Metformin regulates autophagolysosome via LAMP1 activation. Human chondrocytes were cultured with metformin (1 mM) and IL-1β (20 ng/mL) for 24 h. The cells were analyzed using confocal microscopy for autophagosome and autophagolysosome. For autophagosome structure analysis, (A) colocalization of BODIPY (green) and LC3B (red) were analyzed in unstimulated (Nil) or each stimulated human chondrocyte (B,C) for autophagolysosome, colocalization of BODIPY (green), and LAMP1 (white) or colocalization of LC3B (red) and LAMP1 (white). (D) Colocalization fluorescence was analyzed using the Fiji/ImageJ program. The data are a repeat of three independent experiments, and the fluorescent data are presented as the mean ± SEM of three independent experiments (* p < 0.05, ** p < 0.01, *** p < 0.001).

Figure 6

Combined effects of metformin and celecoxib. (A) OA was induced in Wistar rats by intra-articular injection of MIA. Metformin (50 mg/kg) and celecoxib (80 mg/kg) were orally administrated into OA rats for 14 days (N = 6 animals per group).
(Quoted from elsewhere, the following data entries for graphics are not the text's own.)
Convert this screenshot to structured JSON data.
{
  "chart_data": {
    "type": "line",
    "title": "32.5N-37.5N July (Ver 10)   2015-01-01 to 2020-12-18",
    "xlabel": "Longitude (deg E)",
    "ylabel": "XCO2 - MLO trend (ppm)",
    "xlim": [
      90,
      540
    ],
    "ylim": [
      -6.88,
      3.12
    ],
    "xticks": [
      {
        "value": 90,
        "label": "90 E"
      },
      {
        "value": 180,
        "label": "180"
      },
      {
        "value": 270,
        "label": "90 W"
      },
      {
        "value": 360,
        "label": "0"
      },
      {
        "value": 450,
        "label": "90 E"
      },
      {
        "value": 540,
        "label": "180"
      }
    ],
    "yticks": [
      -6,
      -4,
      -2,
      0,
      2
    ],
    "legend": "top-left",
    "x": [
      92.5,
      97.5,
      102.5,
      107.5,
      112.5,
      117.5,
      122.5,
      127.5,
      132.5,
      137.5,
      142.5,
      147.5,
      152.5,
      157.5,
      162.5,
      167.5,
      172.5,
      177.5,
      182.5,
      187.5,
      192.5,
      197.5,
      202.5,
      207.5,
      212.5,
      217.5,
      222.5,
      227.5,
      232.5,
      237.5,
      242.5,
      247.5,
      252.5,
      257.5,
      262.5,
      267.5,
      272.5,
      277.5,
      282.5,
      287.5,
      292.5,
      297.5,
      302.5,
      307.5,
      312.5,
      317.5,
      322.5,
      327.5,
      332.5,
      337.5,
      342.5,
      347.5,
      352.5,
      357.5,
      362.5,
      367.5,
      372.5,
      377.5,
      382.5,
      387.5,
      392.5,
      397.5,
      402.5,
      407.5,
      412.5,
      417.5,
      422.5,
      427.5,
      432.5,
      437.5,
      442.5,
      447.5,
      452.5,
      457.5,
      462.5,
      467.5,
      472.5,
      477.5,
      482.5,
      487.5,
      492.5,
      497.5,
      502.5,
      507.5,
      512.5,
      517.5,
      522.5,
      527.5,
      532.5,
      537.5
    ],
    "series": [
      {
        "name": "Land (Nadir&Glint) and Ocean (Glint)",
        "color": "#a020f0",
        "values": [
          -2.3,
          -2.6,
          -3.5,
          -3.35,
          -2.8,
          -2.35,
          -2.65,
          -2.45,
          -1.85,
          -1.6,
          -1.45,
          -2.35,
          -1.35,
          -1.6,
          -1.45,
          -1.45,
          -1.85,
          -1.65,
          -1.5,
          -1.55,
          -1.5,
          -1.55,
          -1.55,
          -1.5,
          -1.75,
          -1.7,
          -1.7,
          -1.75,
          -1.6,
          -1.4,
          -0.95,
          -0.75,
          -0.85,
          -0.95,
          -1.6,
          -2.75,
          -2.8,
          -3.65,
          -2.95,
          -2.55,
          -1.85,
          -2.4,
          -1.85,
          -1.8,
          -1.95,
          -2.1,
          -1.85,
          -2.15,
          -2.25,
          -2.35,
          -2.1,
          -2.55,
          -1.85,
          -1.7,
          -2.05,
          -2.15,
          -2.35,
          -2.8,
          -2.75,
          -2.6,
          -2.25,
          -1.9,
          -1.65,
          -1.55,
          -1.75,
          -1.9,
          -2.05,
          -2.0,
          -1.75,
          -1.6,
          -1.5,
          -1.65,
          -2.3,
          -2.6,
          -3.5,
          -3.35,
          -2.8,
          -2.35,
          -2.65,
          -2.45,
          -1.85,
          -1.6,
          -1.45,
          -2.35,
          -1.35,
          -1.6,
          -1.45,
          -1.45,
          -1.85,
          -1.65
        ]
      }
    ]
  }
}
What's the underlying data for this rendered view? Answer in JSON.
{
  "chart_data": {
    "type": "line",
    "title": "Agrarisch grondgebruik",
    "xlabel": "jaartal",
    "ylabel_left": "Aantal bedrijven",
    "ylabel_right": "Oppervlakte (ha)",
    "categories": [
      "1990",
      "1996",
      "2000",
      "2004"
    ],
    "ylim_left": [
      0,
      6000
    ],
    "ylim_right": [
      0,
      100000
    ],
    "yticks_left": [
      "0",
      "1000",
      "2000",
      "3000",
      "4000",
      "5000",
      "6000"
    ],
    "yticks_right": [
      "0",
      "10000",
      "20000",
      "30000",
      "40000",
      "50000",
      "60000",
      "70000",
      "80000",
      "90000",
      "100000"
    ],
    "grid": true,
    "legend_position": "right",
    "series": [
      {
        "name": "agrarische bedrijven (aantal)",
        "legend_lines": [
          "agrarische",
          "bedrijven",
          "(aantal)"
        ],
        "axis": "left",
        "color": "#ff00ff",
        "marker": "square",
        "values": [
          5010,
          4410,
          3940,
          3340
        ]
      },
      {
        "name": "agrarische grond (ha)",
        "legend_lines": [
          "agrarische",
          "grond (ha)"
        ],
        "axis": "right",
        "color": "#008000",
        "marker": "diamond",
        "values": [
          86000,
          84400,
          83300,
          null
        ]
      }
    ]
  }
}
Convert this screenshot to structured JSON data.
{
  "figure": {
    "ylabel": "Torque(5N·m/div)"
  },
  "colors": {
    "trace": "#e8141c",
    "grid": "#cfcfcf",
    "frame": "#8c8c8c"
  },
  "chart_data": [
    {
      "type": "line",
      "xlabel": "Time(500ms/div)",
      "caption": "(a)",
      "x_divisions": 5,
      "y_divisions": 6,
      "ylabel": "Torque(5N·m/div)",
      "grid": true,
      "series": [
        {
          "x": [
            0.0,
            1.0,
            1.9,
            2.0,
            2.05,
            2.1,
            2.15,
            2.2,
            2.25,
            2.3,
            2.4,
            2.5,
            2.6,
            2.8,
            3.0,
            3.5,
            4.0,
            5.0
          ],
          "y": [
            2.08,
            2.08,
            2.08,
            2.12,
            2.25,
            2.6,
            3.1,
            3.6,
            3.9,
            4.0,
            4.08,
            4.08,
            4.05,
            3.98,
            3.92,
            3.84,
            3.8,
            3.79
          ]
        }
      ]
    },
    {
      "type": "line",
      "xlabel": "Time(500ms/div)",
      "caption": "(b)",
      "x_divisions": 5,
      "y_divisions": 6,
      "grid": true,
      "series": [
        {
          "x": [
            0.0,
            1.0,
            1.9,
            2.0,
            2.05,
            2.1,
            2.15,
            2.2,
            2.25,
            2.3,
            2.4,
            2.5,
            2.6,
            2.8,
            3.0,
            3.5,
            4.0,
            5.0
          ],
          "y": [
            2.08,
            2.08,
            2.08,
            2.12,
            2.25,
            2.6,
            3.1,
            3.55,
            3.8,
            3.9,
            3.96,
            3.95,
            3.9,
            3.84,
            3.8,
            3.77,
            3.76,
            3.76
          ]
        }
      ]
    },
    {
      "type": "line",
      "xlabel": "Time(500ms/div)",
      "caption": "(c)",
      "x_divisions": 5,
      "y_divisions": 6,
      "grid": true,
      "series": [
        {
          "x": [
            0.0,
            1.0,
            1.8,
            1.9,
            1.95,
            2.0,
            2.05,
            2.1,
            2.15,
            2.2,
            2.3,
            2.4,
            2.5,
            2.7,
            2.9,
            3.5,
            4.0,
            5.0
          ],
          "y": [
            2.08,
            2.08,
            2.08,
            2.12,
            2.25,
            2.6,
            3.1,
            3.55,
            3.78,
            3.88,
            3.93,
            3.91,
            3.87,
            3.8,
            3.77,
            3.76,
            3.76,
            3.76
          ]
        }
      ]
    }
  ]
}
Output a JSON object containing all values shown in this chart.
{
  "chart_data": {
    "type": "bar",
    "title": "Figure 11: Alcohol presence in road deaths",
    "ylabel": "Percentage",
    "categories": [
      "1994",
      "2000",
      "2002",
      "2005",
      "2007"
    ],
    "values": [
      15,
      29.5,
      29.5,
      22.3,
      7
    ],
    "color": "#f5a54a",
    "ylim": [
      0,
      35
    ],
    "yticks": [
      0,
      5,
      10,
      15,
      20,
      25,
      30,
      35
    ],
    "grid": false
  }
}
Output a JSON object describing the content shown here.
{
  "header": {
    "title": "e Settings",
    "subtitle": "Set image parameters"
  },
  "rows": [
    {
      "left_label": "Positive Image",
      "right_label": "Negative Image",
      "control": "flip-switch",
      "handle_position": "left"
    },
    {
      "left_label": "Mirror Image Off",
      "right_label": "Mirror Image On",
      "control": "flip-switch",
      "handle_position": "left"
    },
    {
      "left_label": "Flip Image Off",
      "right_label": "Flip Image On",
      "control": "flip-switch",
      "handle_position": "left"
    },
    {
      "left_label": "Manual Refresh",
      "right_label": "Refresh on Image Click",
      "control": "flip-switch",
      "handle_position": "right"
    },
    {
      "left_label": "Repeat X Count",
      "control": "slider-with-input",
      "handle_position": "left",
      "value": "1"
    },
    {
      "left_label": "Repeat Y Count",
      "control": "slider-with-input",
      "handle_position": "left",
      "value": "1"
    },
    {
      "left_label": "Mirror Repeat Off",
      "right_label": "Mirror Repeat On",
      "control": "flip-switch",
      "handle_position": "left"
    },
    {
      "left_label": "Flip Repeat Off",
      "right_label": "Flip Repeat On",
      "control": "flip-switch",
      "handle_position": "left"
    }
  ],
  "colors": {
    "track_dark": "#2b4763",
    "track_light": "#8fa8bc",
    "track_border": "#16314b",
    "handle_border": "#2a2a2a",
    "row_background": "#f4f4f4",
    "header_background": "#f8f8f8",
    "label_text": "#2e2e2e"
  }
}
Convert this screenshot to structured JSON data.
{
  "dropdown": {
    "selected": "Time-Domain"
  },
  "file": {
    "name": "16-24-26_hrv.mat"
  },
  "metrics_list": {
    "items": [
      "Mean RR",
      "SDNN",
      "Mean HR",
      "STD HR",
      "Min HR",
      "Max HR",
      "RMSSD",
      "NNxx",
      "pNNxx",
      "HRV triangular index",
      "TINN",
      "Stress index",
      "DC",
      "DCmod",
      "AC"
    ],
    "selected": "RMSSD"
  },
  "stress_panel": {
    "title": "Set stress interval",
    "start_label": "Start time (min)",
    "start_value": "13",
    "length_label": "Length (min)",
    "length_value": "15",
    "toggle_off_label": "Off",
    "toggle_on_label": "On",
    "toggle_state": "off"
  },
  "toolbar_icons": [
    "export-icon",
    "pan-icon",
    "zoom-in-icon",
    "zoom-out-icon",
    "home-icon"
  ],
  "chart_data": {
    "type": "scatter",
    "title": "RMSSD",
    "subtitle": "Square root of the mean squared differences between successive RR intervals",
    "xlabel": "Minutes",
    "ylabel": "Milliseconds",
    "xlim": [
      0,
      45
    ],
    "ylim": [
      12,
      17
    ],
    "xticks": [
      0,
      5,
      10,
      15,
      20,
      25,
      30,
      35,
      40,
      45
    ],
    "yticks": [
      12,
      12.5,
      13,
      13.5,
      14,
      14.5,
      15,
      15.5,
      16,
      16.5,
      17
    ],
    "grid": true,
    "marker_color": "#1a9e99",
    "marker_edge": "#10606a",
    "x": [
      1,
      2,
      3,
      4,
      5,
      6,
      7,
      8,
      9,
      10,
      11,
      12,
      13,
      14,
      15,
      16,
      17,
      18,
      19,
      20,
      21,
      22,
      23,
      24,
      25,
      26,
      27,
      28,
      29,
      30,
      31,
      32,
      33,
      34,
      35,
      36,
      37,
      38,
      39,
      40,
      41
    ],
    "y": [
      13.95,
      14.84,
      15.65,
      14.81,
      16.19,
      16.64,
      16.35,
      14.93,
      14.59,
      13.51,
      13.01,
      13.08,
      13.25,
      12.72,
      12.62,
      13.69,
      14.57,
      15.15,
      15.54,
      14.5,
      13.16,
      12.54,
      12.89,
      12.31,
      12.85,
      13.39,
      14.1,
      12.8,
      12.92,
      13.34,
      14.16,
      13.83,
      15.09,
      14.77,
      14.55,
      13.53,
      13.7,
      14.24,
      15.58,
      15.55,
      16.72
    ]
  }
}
Knee-joint tissue samples acquired from all OA groups at 14 days were stained with H&E and safranin O (B) to evaluate disease severity based on OARSI and Mankin scores. Data are represented as the mean ± SEM of three independent experiments (** p < 0.01, *** p < 0.001).

Figure 7

Clinical study of the effect of metformin in OA patients. A clinical assessment of OA patients with type 2 diabetes, who had been followed-up for >3 years, showed slower progression of OA in those taking metformin (nondiabetic = 23 patients, diabetic with metformin = 18 patients; all patients female). The OA grade was analyzed based on 3 years of data (* p < 0.05).